NOMURA: A Spectrally Efficient Non-orthogonal 5G Multiple Access Downlink Scheme for Cognitive Radio

Orthogonal Frequency Division Multiple Access (OFDMA) is now becoming an impeding rather than a sustainable technology for realizing the vision of 5G due to its tight synchronization, orthogonality constraints, and significant bandwidth wastage due to Cyclic Prefix. To overcome this limitation, several non-orthogonal schemes have been introduced as candidates for upcoming 5G technology for providing flexible, reliable, fair and high-speed multiple access to users and/or devices. A combination of Non-Orthogonal Multiple Access (NOMA) and Universal Filtered Multi-Carrier (UFMC) is found suitable for downlink scenario. We propose NOMA-UFMC-based Radio Access (NOMURA) scheme, which is asynchronous, bandwidth efficient and provides higher throughput. The proposed scheme is non-orthogonal in two aspects: (1) NOMA provides resources to different users via power scaling while utilizing same frequency resources, and (2) UFMC allows for a slight delay in synchronization, hence not strictly compliant with orthogonality requirements.

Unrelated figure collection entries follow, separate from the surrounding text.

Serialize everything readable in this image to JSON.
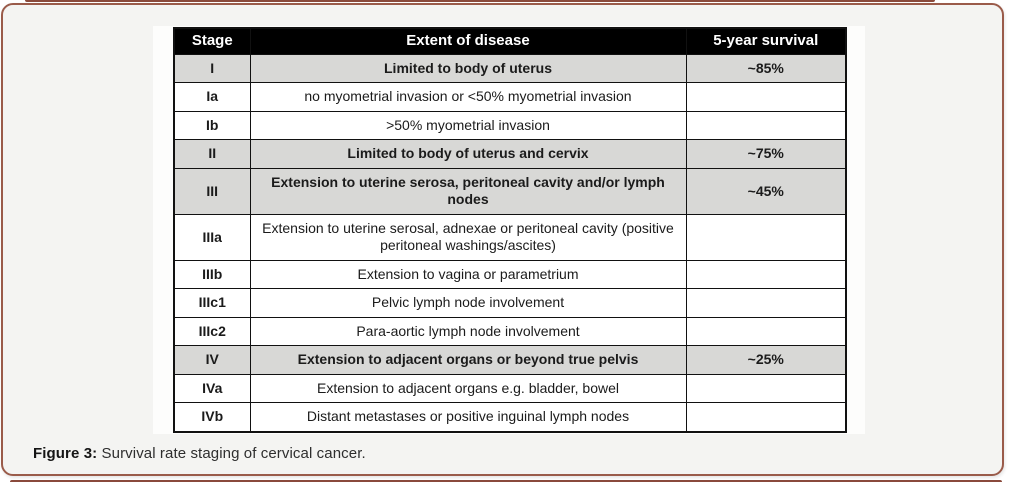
{
  "figure": {
    "caption_label": "Figure 3:",
    "caption_text": " Survival rate staging of cervical cancer."
  },
  "table": {
    "headers": [
      "Stage",
      "Extent of disease",
      "5-year survival"
    ],
    "rows": [
      {
        "stage": "I",
        "extent": "Limited to body of uterus",
        "survival": "~85%",
        "shaded": true
      },
      {
        "stage": "Ia",
        "extent": "no myometrial invasion or <50% myometrial invasion",
        "survival": "",
        "shaded": false
      },
      {
        "stage": "Ib",
        "extent": ">50% myometrial invasion",
        "survival": "",
        "shaded": false
      },
      {
        "stage": "II",
        "extent": "Limited to body of uterus and cervix",
        "survival": "~75%",
        "shaded": true
      },
      {
        "stage": "III",
        "extent": "Extension to uterine serosa, peritoneal cavity and/or lymph nodes",
        "survival": "~45%",
        "shaded": true
      },
      {
        "stage": "IIIa",
        "extent": "Extension to uterine serosal, adnexae or peritoneal cavity (positive peritoneal washings/ascites)",
        "survival": "",
        "shaded": false
      },
      {
        "stage": "IIIb",
        "extent": "Extension to vagina or parametrium",
        "survival": "",
        "shaded": false
      },
      {
        "stage": "IIIc1",
        "extent": "Pelvic lymph node involvement",
        "survival": "",
        "shaded": false
      },
      {
        "stage": "IIIc2",
        "extent": "Para-aortic lymph node involvement",
        "survival": "",
        "shaded": false
      },
      {
        "stage": "IV",
        "extent": "Extension to adjacent organs or beyond true pelvis",
        "survival": "~25%",
        "shaded": true
      },
      {
        "stage": "IVa",
        "extent": "Extension to adjacent organs e.g. bladder, bowel",
        "survival": "",
        "shaded": false
      },
      {
        "stage": "IVb",
        "extent": "Distant metastases or positive inguinal lymph nodes",
        "survival": "",
        "shaded": false
      }
    ]
  },
  "colors": {
    "panel_border": "#9a5b4a",
    "panel_bg": "#f4f4f2",
    "edge_line": "#8a4a3c",
    "header_bg": "#000000",
    "header_text": "#ffffff",
    "shaded_row_bg": "#d8d8d6",
    "table_border": "#111111",
    "body_text": "#1b1b1b"
  }
}
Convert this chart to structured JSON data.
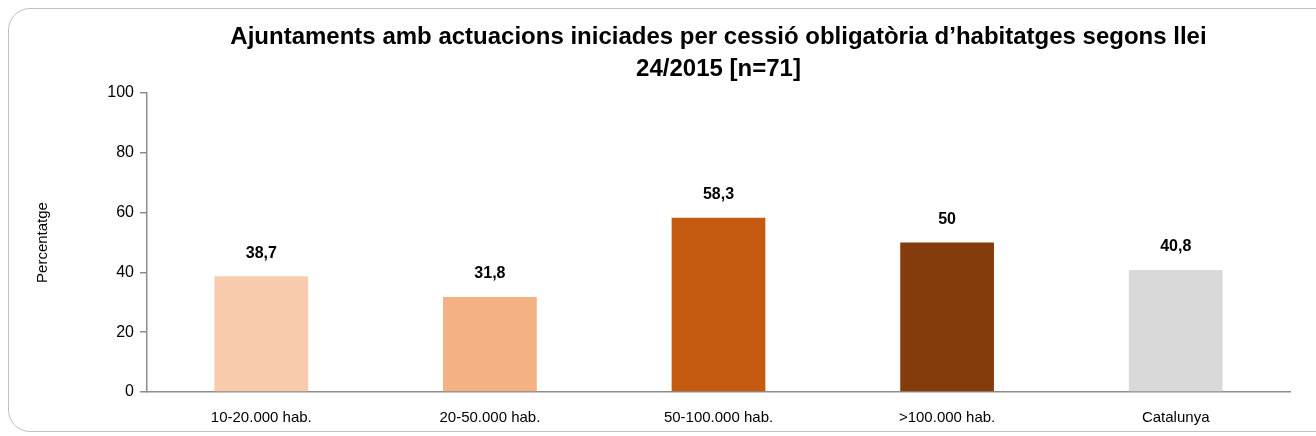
{
  "chart_data": {
    "type": "bar",
    "title": "Ajuntaments amb actuacions iniciades per cessió obligatòria d’habitatges segons llei 24/2015 [n=71]",
    "ylabel": "Percentatge",
    "categories": [
      "10-20.000 hab.",
      "20-50.000 hab.",
      "50-100.000 hab.",
      ">100.000 hab.",
      "Catalunya"
    ],
    "values": [
      38.7,
      31.8,
      58.3,
      50,
      40.8
    ],
    "value_labels": [
      "38,7",
      "31,8",
      "58,3",
      "50",
      "40,8"
    ],
    "colors": [
      "#f8cbad",
      "#f4b183",
      "#c55a11",
      "#843c0c",
      "#d9d9d9"
    ],
    "ylim": [
      0,
      100
    ],
    "yticks": [
      0,
      20,
      40,
      60,
      80,
      100
    ]
  }
}
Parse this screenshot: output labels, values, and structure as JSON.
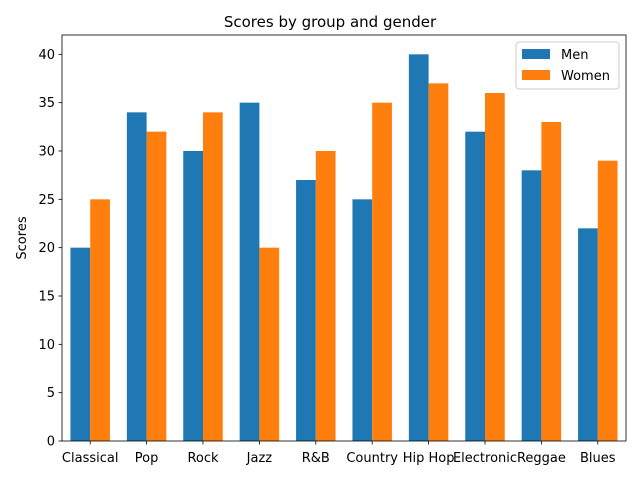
{
  "chart_data": {
    "type": "bar",
    "title": "Scores by group and gender",
    "xlabel": "",
    "ylabel": "Scores",
    "categories": [
      "Classical",
      "Pop",
      "Rock",
      "Jazz",
      "R&B",
      "Country",
      "Hip Hop",
      "Electronic",
      "Reggae",
      "Blues"
    ],
    "series": [
      {
        "name": "Men",
        "color": "#1f77b4",
        "values": [
          20,
          34,
          30,
          35,
          27,
          25,
          40,
          32,
          28,
          22
        ]
      },
      {
        "name": "Women",
        "color": "#ff7f0e",
        "values": [
          25,
          32,
          34,
          20,
          30,
          35,
          37,
          36,
          33,
          29
        ]
      }
    ],
    "ylim": [
      0,
      42
    ],
    "yticks": [
      0,
      5,
      10,
      15,
      20,
      25,
      30,
      35,
      40
    ],
    "grid": false,
    "legend_position": "top-right"
  }
}
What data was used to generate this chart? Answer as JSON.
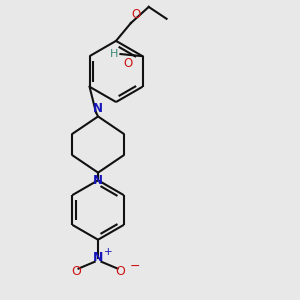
{
  "bg_color": "#e8e8e8",
  "bond_color": "#111111",
  "N_color": "#1515bb",
  "O_color": "#cc1515",
  "H_color": "#3a8a7a",
  "lw": 1.5,
  "figsize": [
    3.0,
    3.0
  ],
  "dpi": 100,
  "xlim": [
    -1.5,
    3.5
  ],
  "ylim": [
    -1.8,
    5.2
  ]
}
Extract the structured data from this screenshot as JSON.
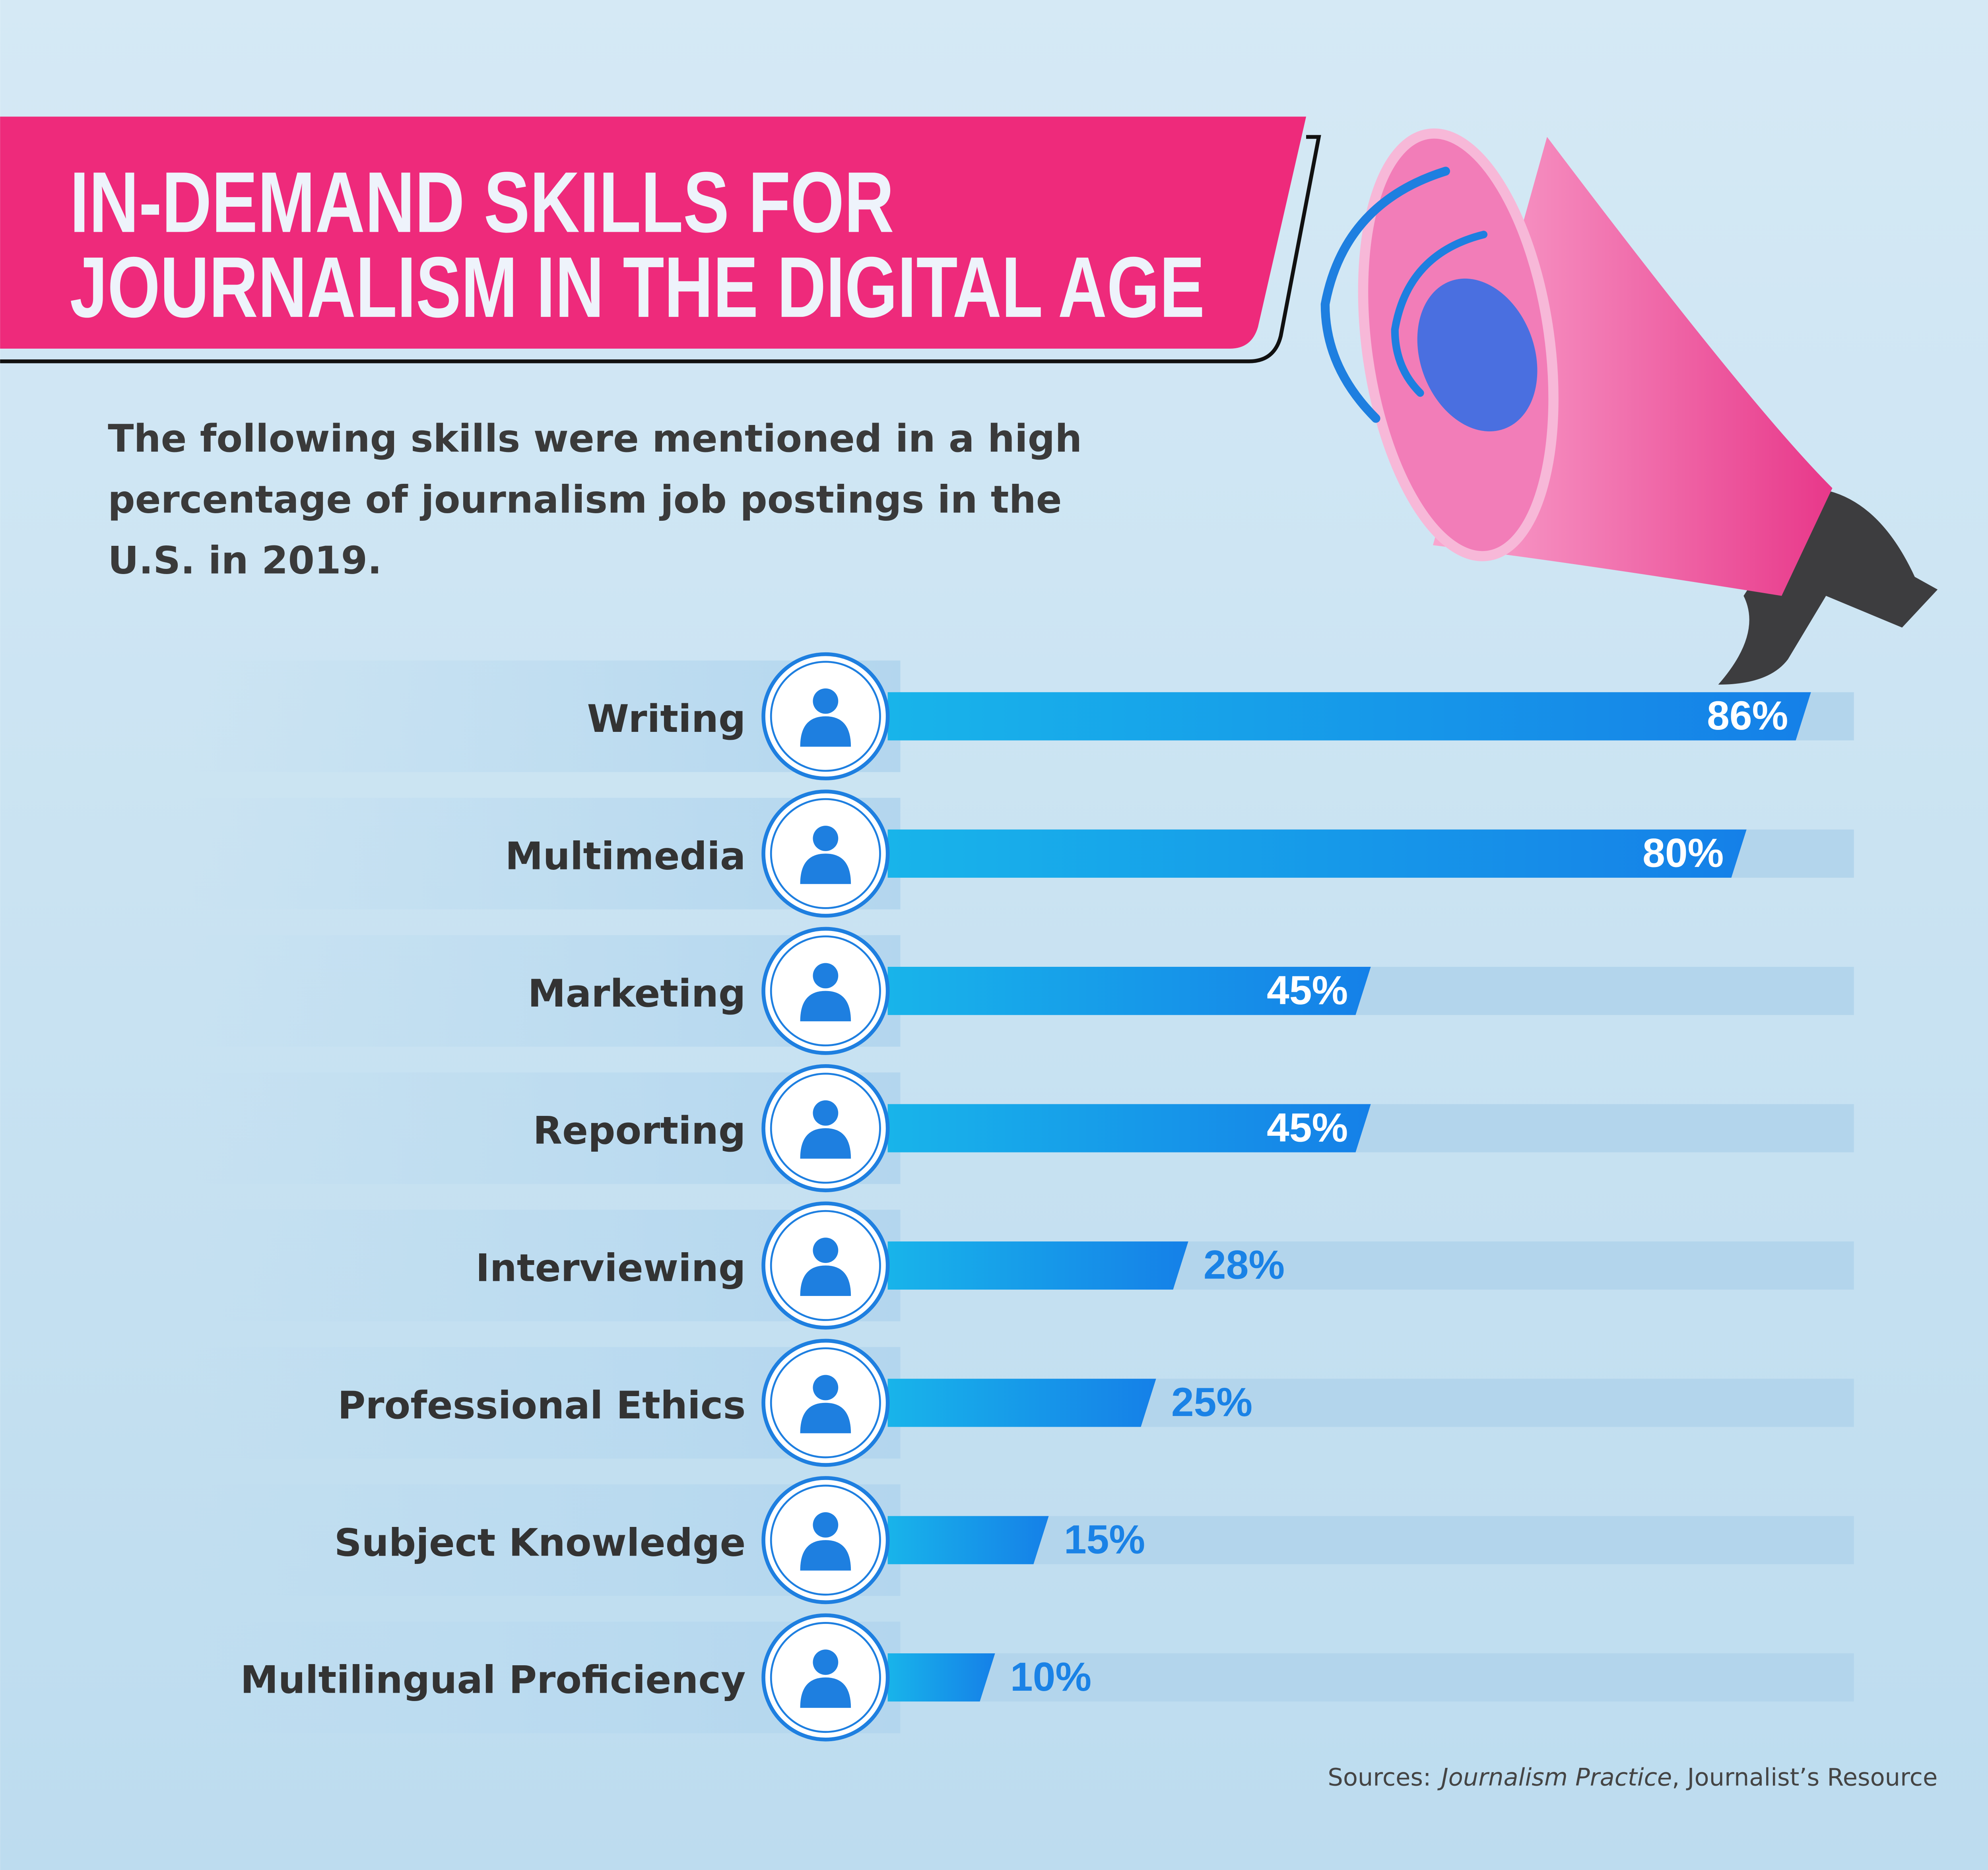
{
  "chart_data": {
    "type": "bar",
    "orientation": "horizontal",
    "title": [
      "IN-DEMAND SKILLS FOR",
      "JOURNALISM IN THE DIGITAL AGE"
    ],
    "subtitle": [
      "The following skills were mentioned in a high",
      "percentage of journalism job postings in the",
      "U.S. in 2019."
    ],
    "categories": [
      "Writing",
      "Multimedia",
      "Marketing",
      "Reporting",
      "Interviewing",
      "Professional Ethics",
      "Subject Knowledge",
      "Multilingual Proficiency"
    ],
    "values": [
      86,
      80,
      45,
      45,
      28,
      25,
      15,
      10
    ],
    "value_labels": [
      "86%",
      "80%",
      "45%",
      "45%",
      "28%",
      "25%",
      "15%",
      "10%"
    ],
    "xlim": [
      0,
      90
    ],
    "color": "#1580e8",
    "source": [
      "Sources:",
      "Journalism Practice",
      ", Journalist’s Resource"
    ]
  }
}
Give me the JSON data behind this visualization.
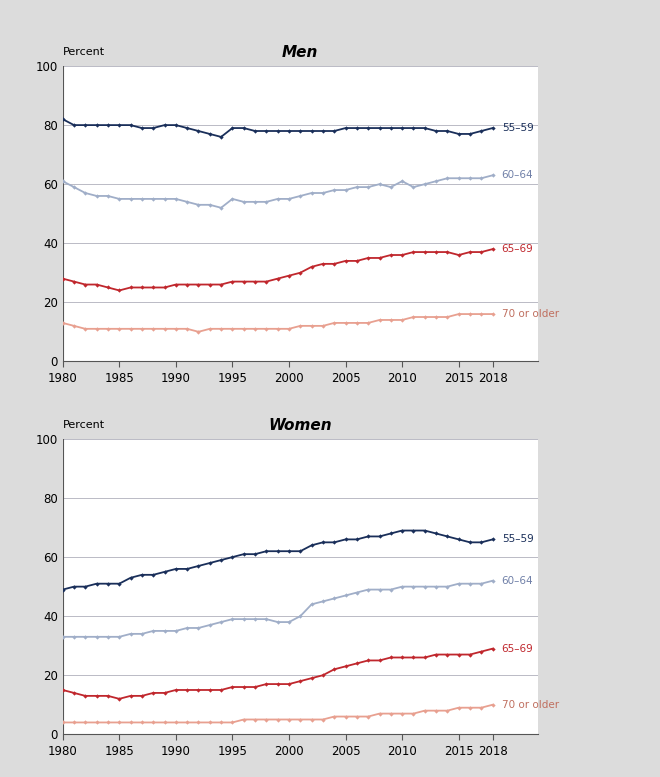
{
  "years": [
    1980,
    1981,
    1982,
    1983,
    1984,
    1985,
    1986,
    1987,
    1988,
    1989,
    1990,
    1991,
    1992,
    1993,
    1994,
    1995,
    1996,
    1997,
    1998,
    1999,
    2000,
    2001,
    2002,
    2003,
    2004,
    2005,
    2006,
    2007,
    2008,
    2009,
    2010,
    2011,
    2012,
    2013,
    2014,
    2015,
    2016,
    2017,
    2018
  ],
  "men": {
    "55_59": [
      82,
      80,
      80,
      80,
      80,
      80,
      80,
      79,
      79,
      80,
      80,
      79,
      78,
      77,
      76,
      79,
      79,
      78,
      78,
      78,
      78,
      78,
      78,
      78,
      78,
      79,
      79,
      79,
      79,
      79,
      79,
      79,
      79,
      78,
      78,
      77,
      77,
      78,
      79
    ],
    "60_64": [
      61,
      59,
      57,
      56,
      56,
      55,
      55,
      55,
      55,
      55,
      55,
      54,
      53,
      53,
      52,
      55,
      54,
      54,
      54,
      55,
      55,
      56,
      57,
      57,
      58,
      58,
      59,
      59,
      60,
      59,
      61,
      59,
      60,
      61,
      62,
      62,
      62,
      62,
      63
    ],
    "65_69": [
      28,
      27,
      26,
      26,
      25,
      24,
      25,
      25,
      25,
      25,
      26,
      26,
      26,
      26,
      26,
      27,
      27,
      27,
      27,
      28,
      29,
      30,
      32,
      33,
      33,
      34,
      34,
      35,
      35,
      36,
      36,
      37,
      37,
      37,
      37,
      36,
      37,
      37,
      38
    ],
    "70plus": [
      13,
      12,
      11,
      11,
      11,
      11,
      11,
      11,
      11,
      11,
      11,
      11,
      10,
      11,
      11,
      11,
      11,
      11,
      11,
      11,
      11,
      12,
      12,
      12,
      13,
      13,
      13,
      13,
      14,
      14,
      14,
      15,
      15,
      15,
      15,
      16,
      16,
      16,
      16
    ]
  },
  "women": {
    "55_59": [
      49,
      50,
      50,
      51,
      51,
      51,
      53,
      54,
      54,
      55,
      56,
      56,
      57,
      58,
      59,
      60,
      61,
      61,
      62,
      62,
      62,
      62,
      64,
      65,
      65,
      66,
      66,
      67,
      67,
      68,
      69,
      69,
      69,
      68,
      67,
      66,
      65,
      65,
      66
    ],
    "60_64": [
      33,
      33,
      33,
      33,
      33,
      33,
      34,
      34,
      35,
      35,
      35,
      36,
      36,
      37,
      38,
      39,
      39,
      39,
      39,
      38,
      38,
      40,
      44,
      45,
      46,
      47,
      48,
      49,
      49,
      49,
      50,
      50,
      50,
      50,
      50,
      51,
      51,
      51,
      52
    ],
    "65_69": [
      15,
      14,
      13,
      13,
      13,
      12,
      13,
      13,
      14,
      14,
      15,
      15,
      15,
      15,
      15,
      16,
      16,
      16,
      17,
      17,
      17,
      18,
      19,
      20,
      22,
      23,
      24,
      25,
      25,
      26,
      26,
      26,
      26,
      27,
      27,
      27,
      27,
      28,
      29
    ],
    "70plus": [
      4,
      4,
      4,
      4,
      4,
      4,
      4,
      4,
      4,
      4,
      4,
      4,
      4,
      4,
      4,
      4,
      5,
      5,
      5,
      5,
      5,
      5,
      5,
      5,
      6,
      6,
      6,
      6,
      7,
      7,
      7,
      7,
      8,
      8,
      8,
      9,
      9,
      9,
      10
    ]
  },
  "colors": {
    "55_59": "#1a2f5a",
    "60_64": "#a0aec8",
    "65_69": "#c0272d",
    "70plus": "#e8a090"
  },
  "labels": {
    "55_59": "55–59",
    "60_64": "60–64",
    "65_69": "65–69",
    "70plus": "70 or older"
  },
  "label_colors": {
    "55_59": "#1a2f5a",
    "60_64": "#7080a8",
    "65_69": "#c0272d",
    "70plus": "#c07060"
  },
  "background_color": "#dcdcdc",
  "plot_bg": "#ffffff",
  "grid_color": "#b0b0bb",
  "fig_width": 6.6,
  "fig_height": 7.77,
  "dpi": 100
}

The components of the proposed scheme, namely NOMA and UFMC, are backward compatible with OFDMA ensuring trivial application of Multiple Input Multiple Output and other performance enhancement measures already developed for OFDMA. We provide simulation results benchmarked against OFDMA and Filter Bank Multi-Carrier-Filtered Multi-Tone and show that NOMURA is more apt for flexible bandwidth allocations, active cancellation, higher throughput and provides equivalent Bit Error Rate performance under AWGN and Rayleigh fading conditions.